Mme Aube Elléouët Breton écrit : « Toute sa vie, Breton a acheté, vendu, échangé, donné des œuvres de la rue Fontaine. Professant le plus grand mépris pour l’argent, il a su l’utiliser pour faire connaître ou circuler les œuvres, notamment chez les collectionneurs qu’il conseillait. (…) André se passionnait autant pour une pierre ou un papillon que pour un Miro ». Le crève-coeur de cette vente chez Drouot, c’est que les collections de Breton sont happées par le seul appétit de l’argent et souillées par le cynisme des marchands. Cette vente, c’est la seule réponse possible de la société capitaliste à une question qui la dépasse. Nous ne vivons plus dans une société d’invention, mais dans une société de reproduction, une société qui – faut-il s’en étonner ? – a soigneusement marginalisé la création et la poésie pour les réduire, comme la culture en général, à des objets de consommation. C’est la leçon que je veux tirer aujourd’hui du triste épisode au goût amer que nous vivons.

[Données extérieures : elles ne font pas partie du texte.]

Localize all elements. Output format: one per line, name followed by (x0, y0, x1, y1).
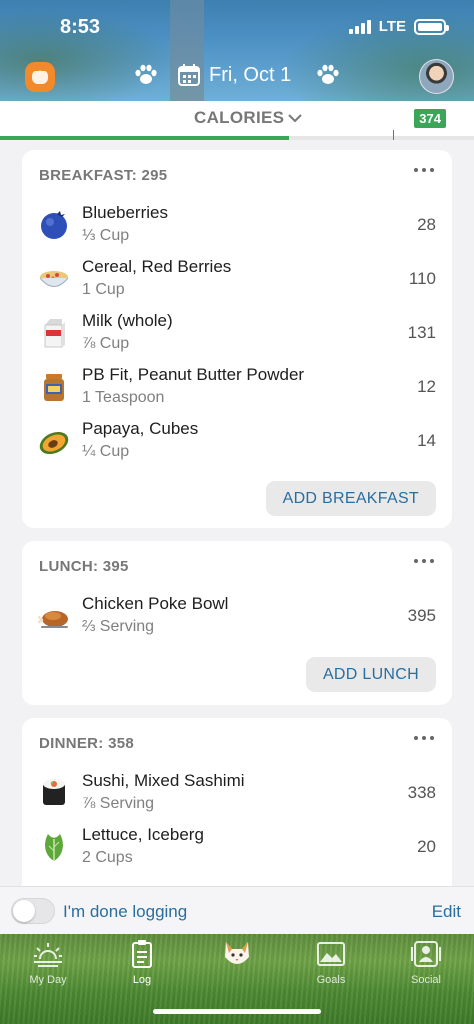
meal-title: DINNER: 358 (39, 735, 134, 752)
food-name: Papaya, Cubes (82, 419, 199, 438)
more-options-icon[interactable] (414, 559, 434, 565)
calories-selector[interactable]: CALORIES (194, 108, 302, 128)
tab-label: Social (411, 974, 441, 986)
tab-label: Goals (316, 974, 346, 986)
meal-log-list[interactable]: BREAKFAST: 295 Blueberries ⅓ Cup 28 Cere… (0, 140, 474, 886)
food-quantity: ⅞ Cup (82, 335, 130, 352)
tab-label: My Day (29, 974, 67, 986)
meal-card-dinner: DINNER: 358 Sushi, Mixed Sashimi ⅞ Servi… (22, 718, 452, 886)
food-name: Sushi, Mixed Sashimi (82, 771, 245, 790)
cat-mascot-icon (220, 938, 254, 970)
date-selector[interactable]: Fri, Oct 1 (177, 63, 291, 87)
food-item[interactable]: Blueberries ⅓ Cup 28 (22, 197, 452, 251)
food-item[interactable]: Milk (whole) ⅞ Cup 131 (22, 305, 452, 359)
previous-day-paw-icon[interactable] (134, 64, 158, 86)
food-item[interactable]: Papaya, Cubes ¼ Cup 14 (22, 413, 452, 467)
clipboard-icon (125, 938, 159, 970)
sunrise-icon (31, 938, 65, 970)
food-quantity: 1 Cup (82, 281, 125, 298)
network-type: LTE (378, 18, 406, 35)
status-indicators: LTE (348, 18, 449, 35)
sushi-roll-icon (38, 777, 70, 809)
more-options-icon[interactable] (414, 168, 434, 174)
meal-card-lunch: LUNCH: 395 Chicken Poke Bowl ⅔ Serving 3… (22, 541, 452, 705)
done-logging-label[interactable]: I'm done logging (63, 902, 187, 922)
food-item[interactable]: PB Fit, Peanut Butter Powder 1 Teaspoon … (22, 359, 452, 413)
current-date: Fri, Oct 1 (209, 63, 292, 86)
milk-carton-icon (38, 317, 70, 349)
food-quantity: ⅓ Cup (82, 227, 130, 244)
food-item[interactable]: Chicken Poke Bowl ⅔ Serving 395 (22, 588, 452, 642)
food-calories: 28 (417, 215, 436, 234)
food-quantity: ⅔ Serving (82, 618, 155, 635)
tab-goals[interactable]: Goals (293, 938, 369, 994)
tab-mascot[interactable] (199, 938, 275, 994)
food-quantity: ¼ Cup (82, 443, 130, 460)
food-calories: 395 (407, 606, 436, 625)
food-name: Chicken Poke Bowl (82, 594, 229, 613)
food-calories: 12 (417, 377, 436, 396)
app-header: 8:53 LTE Fri, Oct 1 (0, 0, 474, 101)
food-quantity: 1 Teaspoon (82, 389, 165, 406)
signal-icon (348, 19, 371, 34)
roast-chicken-icon (37, 600, 70, 632)
done-logging-bar: I'm done logging Edit (0, 886, 474, 934)
food-calories: 20 (417, 837, 436, 856)
chevron-down-icon (288, 114, 302, 123)
home-indicator[interactable] (153, 1009, 321, 1014)
battery-icon (414, 18, 449, 35)
tab-label: Log (132, 974, 152, 986)
calories-remaining-badge: 374 (414, 109, 446, 128)
tab-my-day[interactable]: My Day (10, 938, 86, 994)
peanut-butter-jar-icon (38, 371, 70, 403)
goals-picture-icon (314, 938, 348, 970)
food-calories: 338 (407, 783, 436, 802)
meal-title: LUNCH: 395 (39, 558, 129, 575)
meal-title: BREAKFAST: 295 (39, 167, 168, 184)
status-time: 8:53 (60, 16, 101, 38)
calories-bar: CALORIES 374 (0, 101, 474, 140)
calendar-icon (178, 64, 200, 86)
done-logging-toggle[interactable] (11, 898, 55, 924)
food-name: Lettuce, Iceberg (82, 825, 204, 844)
food-name: Milk (whole) (82, 311, 173, 330)
cereal-bowl-icon (38, 263, 70, 295)
calories-budget-marker (393, 130, 394, 140)
blueberry-icon (38, 209, 70, 241)
food-item[interactable]: Cereal, Red Berries 1 Cup 110 (22, 251, 452, 305)
tab-social[interactable]: Social (388, 938, 464, 994)
food-item[interactable]: Lettuce, Iceberg 2 Cups 20 (22, 819, 452, 873)
tab-log[interactable]: Log (104, 938, 180, 994)
next-day-paw-icon[interactable] (316, 64, 340, 86)
food-quantity: 2 Cups (82, 849, 133, 866)
food-calories: 110 (408, 269, 436, 288)
meal-card-breakfast: BREAKFAST: 295 Blueberries ⅓ Cup 28 Cere… (22, 150, 452, 528)
food-name: PB Fit, Peanut Butter Powder (82, 365, 305, 384)
food-quantity: ⅞ Serving (82, 795, 155, 812)
add-breakfast-button[interactable]: ADD BREAKFAST (265, 481, 436, 516)
papaya-icon (38, 425, 70, 457)
food-item[interactable]: Sushi, Mixed Sashimi ⅞ Serving 338 (22, 765, 452, 819)
lettuce-icon (38, 831, 70, 863)
calories-label: CALORIES (194, 108, 285, 127)
social-people-icon (409, 938, 443, 970)
food-name: Cereal, Red Berries (82, 257, 232, 276)
food-name: Blueberries (82, 203, 168, 222)
food-calories: 131 (407, 323, 436, 342)
more-options-icon[interactable] (414, 736, 434, 742)
avatar[interactable] (419, 59, 454, 94)
edit-button[interactable]: Edit (432, 902, 461, 922)
food-calories: 14 (417, 431, 436, 450)
add-lunch-button[interactable]: ADD LUNCH (305, 657, 436, 692)
app-logo-icon[interactable] (25, 62, 55, 92)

Maintenant que le 42 rue Fontaine s’en va, il faut retrouver des forces. « Il n’a jamais été aussi nécessaire, pour l’honneur de l’Esprit, dût leur influence ne s’exercer que dans le désert, que soient encore suscités des hommes qui reprennent sans fin, avec cris de révolte et éclairs de poésie, la Protestation d’André Breton », avait écrit René Nelli au lendemain de la mort du poète, en 1966. Cela me paraît, chaque jour davantage, d’une bouleversante actualité. Cela, personnellement, continuera d’être au centre de mon combat.